I’ve always been interested in businesses for mental health, and mental health marketplaces for psychiatrists, therapists, and coaches was how we really started. I have ADHD, and I don't take medication. My youngest brother has a completely different type of ADHD and inattentive, low grade depression, but he doesn't take medication either. I asked my psychiatrist about this, and my psychiatrist just told me to go to therapy. I felt like this was a full circle because I already tried to do the therapist thing. I looked into other possible resources and there was actually nothing that existed, except for very localized in-person training that was about $400 to $500 an hour in San Francisco and Boston. A lot of entrepreneurship is luck, and I was lucky enough to meet a guy who had done years and years of this very expensive treatment. He was also interested in figuring out how we can digitize that and spread it to people who couldn't afford to do that or didn't live in major metropolitan areas.


☀️ Could you talk about the pros and cons of working on something that you have a close personal relationship to?

The pros and the cons are probably the same in the sense that I know when things are working and when things aren't working. I have a strong conviction around what I think is going to work. I use that conviction and see if something works or not. On the other hand, one of the things that I would emphasize here is the need to continue to user test because ADHD is so personalized. The problem is most people who have ADHD don't know what type of ADHD they have. Because I’ve been working so closely to this, it's gotten to the point where I feel I know so much about the disorder. I think that knowing too much about the disorder is dangerous because it can be hard finding the right way to bring things to people with ADHD in a meaningful way without appearing as a medical entity even though I also have ADHD.


☀️ How do your experiences outside of CMU compare to your time at CMU?

CMU is very organized in the sense of the prescriptive tasks you’re given and the railroad-like experience, but the real world isn't that clean.

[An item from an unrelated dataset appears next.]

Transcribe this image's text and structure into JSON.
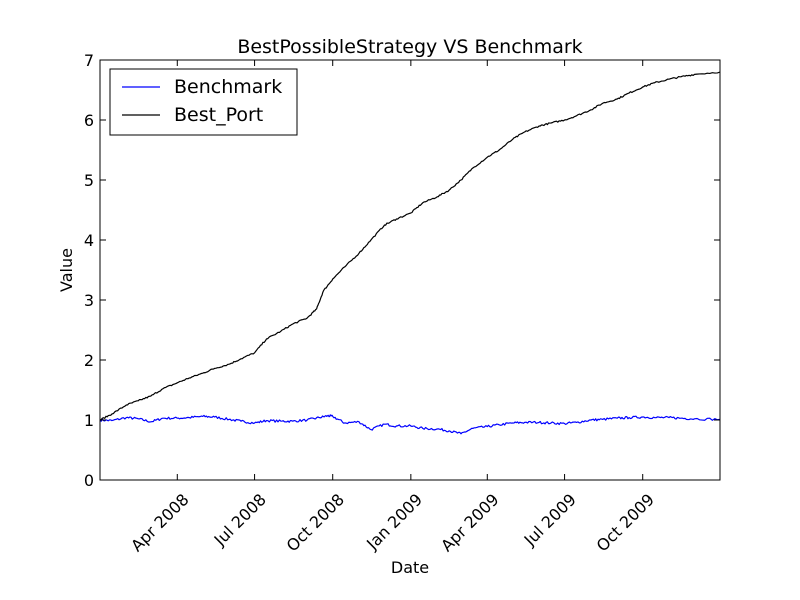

When you go into an organization, being a self-starter is really important. I think it’s a transition a lot of students coming out of CMU have to deal with. It can be hard to always understand all of the different pieces of a workplace quickly and be able to insert yourself in a way where you're adding something new rather than completing what needs to be done. I think that can be really difficult.


☀️ What advice do you have for students who might be exploring their interests in interdisciplinary fields right now?

I think it's really important to spend as much time as possible in different areas of the school and not to get caught up in who this person is, what they’re studying, or how much they’re going to make after they get out of school, because it's surprising to see how everyone that comes into CMU ends up doing something pretty amazing. You're limiting yourself if you stick within your major, your sorority, or your fraternity. You really need to make sure that you put the effort to go into new places. Everyone here is very talented, and they all have something to teach you. You're doing yourself a disservice if you're not tapping into the overall network.

In terms of advice for people who are interested in going into this field professionally, I would say to diversify your skill set but have one hard skill that you can show off. When you sell yourself, focus on that one hard skill. That could be your user researcher, being able to do UI really well, or being an excellent writer. When you're talking to recruiters who are hiring, they're hiring for one specific role that's been lacking on their team. You won't know what that role is but being able to play to a strength in terms of one area that you are passionate about will help you stand out. And they'll keep you in mind if it's not now in the future when they need to fill that role.